Nor do we have to accept the fictions of our own representatives. The Security Council’s offer to Iran claimed that resolving this enrichment issue would help to bring about a “Middle East free of weapons of mass destruction”(9). But like every other such document, it made no mention of the principal owner of these weapons in the region: Israel. According to a leaked briefing by the US Defense Intelligence Agency, Israel possesses between 60 and 80 nuclear bombs(10). But none of the countries demanding that Iran scraps the weapons it doesn’t yet possess are demanding that Israel destroys the weapons it does possess.
SNIP
But we make the rules and we break them. The non-proliferation treaty (NPT) obliges the five official nuclear states, of which the United Kingdom is one, to work towards “general and complete disarmament”(13). On Friday the Guardian published the notes for a speech made last year by a senior civil servant, which suggested that the decision to replace the UK’s nuclear missiles had already been made, in secret and without parliamentary scrutiny(14,15). Since then defence ministers have told the Commons on five occasions that the decision has not yet been made(16,17,18,19,20). They appear to have misled the House.

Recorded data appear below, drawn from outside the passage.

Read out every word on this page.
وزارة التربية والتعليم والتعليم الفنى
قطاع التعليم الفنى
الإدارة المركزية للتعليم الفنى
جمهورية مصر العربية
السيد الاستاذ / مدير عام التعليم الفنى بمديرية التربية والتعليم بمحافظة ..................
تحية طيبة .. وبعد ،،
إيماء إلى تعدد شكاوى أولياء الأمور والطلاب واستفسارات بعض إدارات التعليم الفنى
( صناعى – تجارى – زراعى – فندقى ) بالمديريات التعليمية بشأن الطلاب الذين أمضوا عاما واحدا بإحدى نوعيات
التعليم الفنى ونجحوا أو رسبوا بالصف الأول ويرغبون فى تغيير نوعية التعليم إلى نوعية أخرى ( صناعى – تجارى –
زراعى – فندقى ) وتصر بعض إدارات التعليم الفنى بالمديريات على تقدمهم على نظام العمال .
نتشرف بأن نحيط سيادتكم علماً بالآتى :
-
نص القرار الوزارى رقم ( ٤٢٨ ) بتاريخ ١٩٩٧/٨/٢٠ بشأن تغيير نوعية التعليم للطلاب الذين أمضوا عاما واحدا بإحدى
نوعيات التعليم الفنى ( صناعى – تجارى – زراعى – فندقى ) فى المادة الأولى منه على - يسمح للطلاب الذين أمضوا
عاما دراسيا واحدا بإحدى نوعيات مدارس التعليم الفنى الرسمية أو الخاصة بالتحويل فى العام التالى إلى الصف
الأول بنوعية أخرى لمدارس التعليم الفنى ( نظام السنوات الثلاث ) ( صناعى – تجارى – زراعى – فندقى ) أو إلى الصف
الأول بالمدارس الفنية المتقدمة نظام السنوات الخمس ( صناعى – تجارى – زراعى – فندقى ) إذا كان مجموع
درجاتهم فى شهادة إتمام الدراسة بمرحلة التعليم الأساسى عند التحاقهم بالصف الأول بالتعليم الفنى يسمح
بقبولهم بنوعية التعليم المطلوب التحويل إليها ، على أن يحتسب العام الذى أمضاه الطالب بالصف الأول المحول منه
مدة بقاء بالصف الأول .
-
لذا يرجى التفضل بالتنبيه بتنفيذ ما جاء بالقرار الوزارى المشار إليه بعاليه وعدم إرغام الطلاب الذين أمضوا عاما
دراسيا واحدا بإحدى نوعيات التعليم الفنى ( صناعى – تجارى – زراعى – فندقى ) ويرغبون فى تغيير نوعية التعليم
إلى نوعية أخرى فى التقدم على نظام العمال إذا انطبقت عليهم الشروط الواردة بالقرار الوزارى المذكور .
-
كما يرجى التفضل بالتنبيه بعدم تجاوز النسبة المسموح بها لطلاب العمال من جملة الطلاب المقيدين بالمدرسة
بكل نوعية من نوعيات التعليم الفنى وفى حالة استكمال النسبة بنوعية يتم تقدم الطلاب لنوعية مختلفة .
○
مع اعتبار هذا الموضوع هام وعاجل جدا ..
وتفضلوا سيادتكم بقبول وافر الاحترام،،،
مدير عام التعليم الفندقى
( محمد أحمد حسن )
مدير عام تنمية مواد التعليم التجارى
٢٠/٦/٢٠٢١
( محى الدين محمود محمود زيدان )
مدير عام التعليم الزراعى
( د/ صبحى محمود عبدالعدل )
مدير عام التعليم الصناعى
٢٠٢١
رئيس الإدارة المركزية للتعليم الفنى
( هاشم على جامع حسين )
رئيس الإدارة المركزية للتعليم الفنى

At the Geneva conference on disarmament in February, one delegate pointed out that the “chances of eliminating nuclear weapons will be enhanced immeasurably” if non-nuclear states can see “planning, commitment and action toward multilateral nuclear disarmament by nuclear weapon states” like the UK. If the nuclear states “are failing to fulfil their disarmament obligations”, other nations would use this as an excuse for maintaining their weapons(21). Who was this firebrand? Des Browne, the Secretary of State for Defence. A man of the same name is failing to fulfil our disarmament obligations.